«Wenn dieser Krieg weitergeführt wird, weil man nicht mit Russland verhandeln will, nimmt man weitere Hunderttausende Tote und die Zerstörung des Landes in Kauf.» Davor warnt der ehemalige Generalinspekteur der Bundeswehr, General a.D. Harald Kujat, mit Blick auf den Ukraine-Krieg in einem aktuellen Interview.
Als Grund für diese Haltung in Kiew und dem Westen sieht er das Festhalten an einem Prinzip, wie er gegenüber Roger Köppel von der Schweizer Wochenzeitung Die Weltwoche erklärt. Und fragt:
«Was ist denn moralisch hochwertig: Einen Aggressor zu bestrafen oder das Leid der ukrainischen Bevölkerung zu beenden?»
Doch Kujats Warnung und Frage dürften in der westlichen Öffentlichkeit kaum beachtet werden. Sie passen nicht ins Konzept der regierenden Politik und ihrer medialen Unterstützer, die um jeden Preis Russland «ruinieren» wollen.
Das gilt schon für den Verhandlungsvorschlag für ein Kriegsende, den er unlängst gemeinsam mit den Politikwissenschaftlern Hajo Funke und Peter Brandt sowie dem ehemaligen Kanzler-Berater Horst Teltschik vorlegte. Kujat bezeichnet gegenüber der Weltwoche die dritte Phase des Vorschlags – nach Waffenstillstand und Verhandlungen eine entmilitarisierte Zone zwischen der Ukraine und Russland – als wichtig.
Nur damit sei es möglich, «eine stabile Friedensordnung in Europa» zu schaffen, in der Russland und die Ukraine einen gleichberechtigten Platz haben. Zu dieser Ordnung gehöre eine Schweiz, die auf jeden Fall neutral bleiben müsse, so der deutsche Ex-General.
Aus seiner Sicht ist der Krieg in der Ukraine durch keine der beteiligten Seiten zu gewinnen, «weder von Russland noch von den USA und schon gar nicht von der Ukraine». Der Westen verlängere den Krieg, in dem er im Informationskrieg nur die ukrainische Seite wiedergebe, wodurch diese sich bestätigt sehe.
Kujat sieht kaum Chancen, dass die Ukraine in die NATO kommt und die russischen Truppen vom Territorium vertreiben kann. Dagegen würde es Russland zunehmend gelingen, die ukrainischen Truppen massiv zu dezimieren.

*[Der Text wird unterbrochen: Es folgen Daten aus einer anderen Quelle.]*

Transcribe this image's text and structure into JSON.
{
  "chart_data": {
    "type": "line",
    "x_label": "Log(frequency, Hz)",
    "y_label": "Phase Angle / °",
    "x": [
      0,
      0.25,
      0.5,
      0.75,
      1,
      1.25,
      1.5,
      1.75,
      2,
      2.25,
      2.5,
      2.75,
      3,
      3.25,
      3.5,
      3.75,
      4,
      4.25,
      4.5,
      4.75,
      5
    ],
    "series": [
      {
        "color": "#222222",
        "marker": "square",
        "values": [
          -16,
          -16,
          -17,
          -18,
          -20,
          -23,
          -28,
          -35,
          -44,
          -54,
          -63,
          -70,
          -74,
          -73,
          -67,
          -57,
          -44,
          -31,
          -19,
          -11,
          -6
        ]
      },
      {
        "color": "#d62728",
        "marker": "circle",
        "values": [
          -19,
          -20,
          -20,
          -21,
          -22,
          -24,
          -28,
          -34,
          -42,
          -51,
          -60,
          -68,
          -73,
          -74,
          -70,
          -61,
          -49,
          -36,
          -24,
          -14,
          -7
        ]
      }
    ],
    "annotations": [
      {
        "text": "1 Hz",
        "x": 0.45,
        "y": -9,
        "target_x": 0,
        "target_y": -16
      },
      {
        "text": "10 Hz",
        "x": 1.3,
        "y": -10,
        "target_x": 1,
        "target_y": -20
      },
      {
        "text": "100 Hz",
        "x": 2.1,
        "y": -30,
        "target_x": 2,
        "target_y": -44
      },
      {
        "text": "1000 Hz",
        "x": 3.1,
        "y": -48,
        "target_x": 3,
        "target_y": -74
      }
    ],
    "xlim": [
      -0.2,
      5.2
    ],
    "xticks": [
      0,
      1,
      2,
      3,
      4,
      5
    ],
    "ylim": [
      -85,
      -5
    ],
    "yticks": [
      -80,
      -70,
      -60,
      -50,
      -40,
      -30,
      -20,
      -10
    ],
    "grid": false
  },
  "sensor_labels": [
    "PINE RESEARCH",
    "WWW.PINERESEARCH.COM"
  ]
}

Trotz der enormen personellen und materiellen ukrainischen Verluste in der sogenannten Gegenoffensive glaube der Westen immer noch, die massiven personellen Verluste durch fortgesetzte Waffenlieferungen ausgleichen zu können. «Das ist ein grundlegender Irrtum», so Kujat dazu.
«Über Sieg und Niederlage entscheiden nicht die Waffen, sondern die Soldaten, die sie bedienen.»
Der ehemalige Bundeswehr-Chef und frühere hochrangige Nato-Offizier warnt in dem Interview vor den diskutierten Lieferungen deutscher Marschflugkörper vom Typ «Taurus» an Kiew.
«Seit 1945 wären das die ersten deutschen Waffensysteme, die auf russischem Boden zum Einsatz kommen. Es wäre eine enorme Eskalation.»
Kujat stellt klar: «Die Existenz des russischen Staates und Volkes darf nicht aufs Spiel gesetzt werden.» Geschehe das, käme es nach der russischen Verteidigungsdoktrin zum Einsatz von Atomwaffen, die nicht gegen die ukrainischen Truppen, sondern «gegen strategische Ziele in Europa» eingesetzt würden.
Er schätzt ein, dass das russische Ziel darin besteht, die vier Gebiete in der Südostukraine vollständig zu besetzen, die von Präsident Wladimir Putin am 30. September 2022 in die russische Föderation aufgenommen wurden. Kujat hält es für möglich, «dass Putin dann sagt, man habe das Ziel der militärischen Spezialoperation erreicht».
Zugleich warnt er davor, dass der US-geführte Westen nach Waffenlieferungen sich auch mit eigenen Soldaten am Krieg beteiligt. «Diese Situation gilt es unter allen Umständen zu vermeiden, und zwar jetzt schon, nicht erst, wenn sie eingetreten ist. Dann wären wir in einer Sackgasse.»